Auriez-vous pu prédire le record historique de recettes engrangées par le film Avatar, de James Cameron, au box-office? Deux sociétés financières veulent permettre aux investisseurs de parier sur le succès commercial d'un film, s'attirant les foudres des studios de production.


La société Media Derivatives, basée dans l'Arizona, attendait vendredi l'autorisation d'un des régulateurs de marchés américains, la CFTC, pour lancer un nouveau marché, la «Trend Exchange».

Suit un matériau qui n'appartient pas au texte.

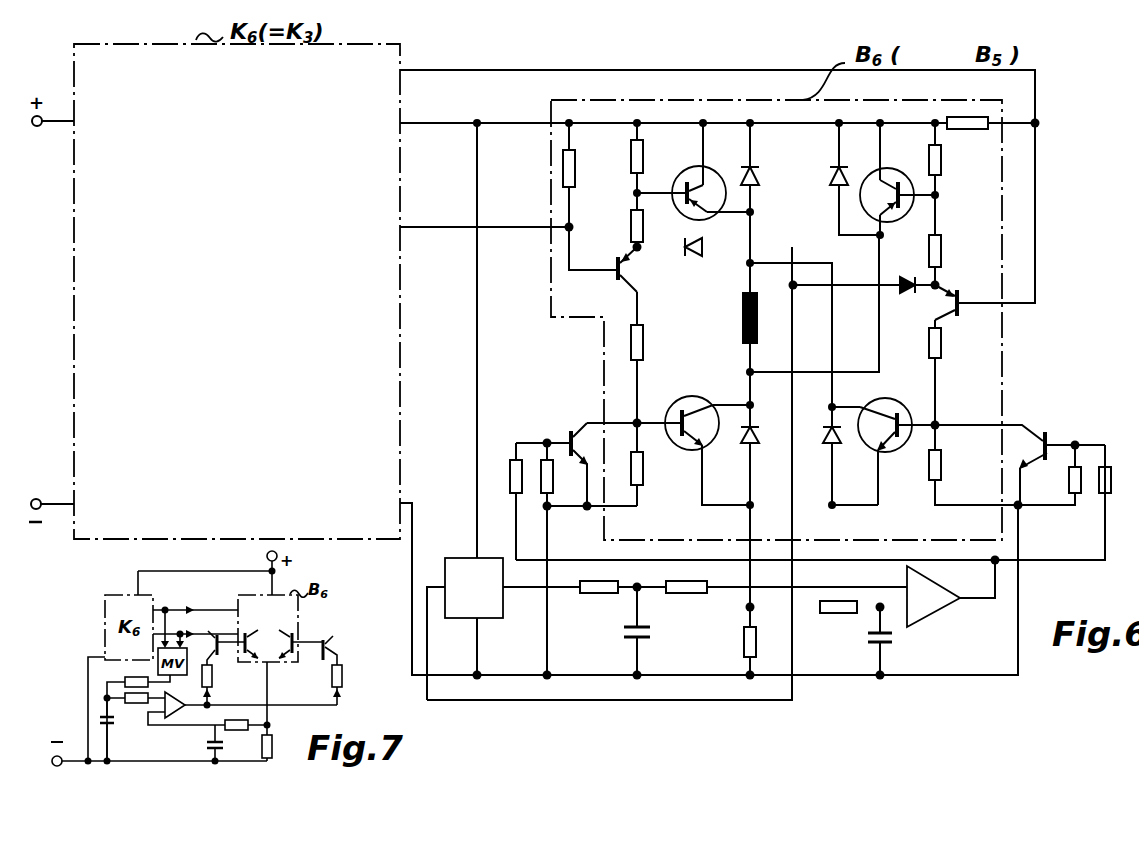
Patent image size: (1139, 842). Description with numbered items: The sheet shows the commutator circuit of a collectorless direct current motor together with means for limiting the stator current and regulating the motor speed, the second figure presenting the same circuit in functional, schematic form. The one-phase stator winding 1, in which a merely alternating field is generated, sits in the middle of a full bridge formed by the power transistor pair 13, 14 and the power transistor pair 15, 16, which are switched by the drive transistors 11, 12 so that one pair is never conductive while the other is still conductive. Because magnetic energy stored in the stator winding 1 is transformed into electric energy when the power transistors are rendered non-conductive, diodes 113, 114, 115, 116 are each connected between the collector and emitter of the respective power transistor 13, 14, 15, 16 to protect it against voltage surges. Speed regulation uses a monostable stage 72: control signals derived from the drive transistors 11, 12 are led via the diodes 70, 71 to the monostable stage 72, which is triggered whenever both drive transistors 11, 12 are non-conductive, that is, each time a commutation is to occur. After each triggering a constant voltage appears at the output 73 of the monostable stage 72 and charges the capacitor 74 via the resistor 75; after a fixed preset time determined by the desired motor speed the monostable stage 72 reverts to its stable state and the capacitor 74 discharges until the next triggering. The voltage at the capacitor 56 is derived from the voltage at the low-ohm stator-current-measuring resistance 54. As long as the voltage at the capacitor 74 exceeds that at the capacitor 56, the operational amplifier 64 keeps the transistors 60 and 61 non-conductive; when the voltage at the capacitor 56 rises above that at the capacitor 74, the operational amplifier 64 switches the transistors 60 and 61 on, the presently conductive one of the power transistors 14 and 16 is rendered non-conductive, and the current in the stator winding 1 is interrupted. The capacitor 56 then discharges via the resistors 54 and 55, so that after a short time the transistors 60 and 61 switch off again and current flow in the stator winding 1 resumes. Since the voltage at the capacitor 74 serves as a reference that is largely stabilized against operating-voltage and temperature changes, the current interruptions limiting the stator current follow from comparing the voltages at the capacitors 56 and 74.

Si elle est autorisée, ce sera «la première bourse d'échanges» régulée aux États-Unis à offrir des produits financiers basés sur les recettes engendrées par un film au box-office américain, s'enorgueillit Media Derivatives dans un communiqué.


Selon son fondateur et PDG Robert Swagger, la plateforme permettra de «transférer les risques financiers considérables associés aux grosses productions», sur le modèle des produits permettant aux agriculteurs de se protéger des risques sur leurs cultures en échangeant des contrats à terme sur leurs récoltes de maïs ou de blé.


Concrètement, les investisseurs pourront acheter des titres estimant les recettes d'un film au box-office dans une période limitée encadrant sa sortie dans les salles obscures, et engrangeront pertes ou bénéfices en fonction de la réalité des chiffres.


Une importante société de courtage, Cantor Fitzgerald, est elle aussi sur les rangs pour lancer une plateforme où les contrats débuteraient leur cotation six mois avant la sortie du film, et expireraient un mois plus tard.


Cantor devrait de son côté connaître la décision de la CFTC le 20 avril, peu avant les premières sorties des films à gros budget de l'été, comme Iron Man 2, dont la sortie est prévue le 7 mai aux États-Unis.


«Le nombre de personnes se rendant au cinéma chaque année et qui forgent l'opinion sur un film se compte en dizaine de millions», explique dans un communiqué Richard Jacobs, président de Cantor Exchange, pour expliquer l'intérêt de sa société pour ce genre de produits qui devrait attirer un large éventail d'investisseurs.


Les arguments des deux sociétés n'ont clairement pas convaincu les producteurs. L'Association du cinéma américain (MPAA), contrôlée par les grands studios hollywoodiens dont elle défend les intérêts, ne voit dans ces projets que «l'équivalent économique de paris légalisés sur les recettes de films».


«Les contrats à terme sur les films vont simplement permettre au public de parier sur le succès d'un film au box-office», écrivait l'association dans une lettre datée du 23 mars à la CFTC, demandant au régulateur d'interdire ces produits.


Les producteurs craignent en effet les délits d'initiés, au vu du nombre de personnes impliquées: producteurs, mais aussi réseaux de cinémas, banques, investisseurs, partenaires publicitaires, sociétés de recherche ou encore les spectateurs choisis pour les projections test.


Avoir vu le film avant tout le monde, connaître le budget publicitaire d'un film, autant d'éléments qui peuvent influencer les prévisions de recettes, expliquent les studios.


La période d'évaluation du dossier par la CFTC doit s'achever vendredi, après avoir déjà été prolongée.
Dans une nouvelle lettre datée de jeudi, la MPAA, associée au syndicat des réalisateurs (Directors Guild of America), à des représentants du cinéma et de la télévision indépendants ou encore à des propriétaires de cinéma, a plaidé pour un nouveau report de la décision du régulateur, au 16 avril.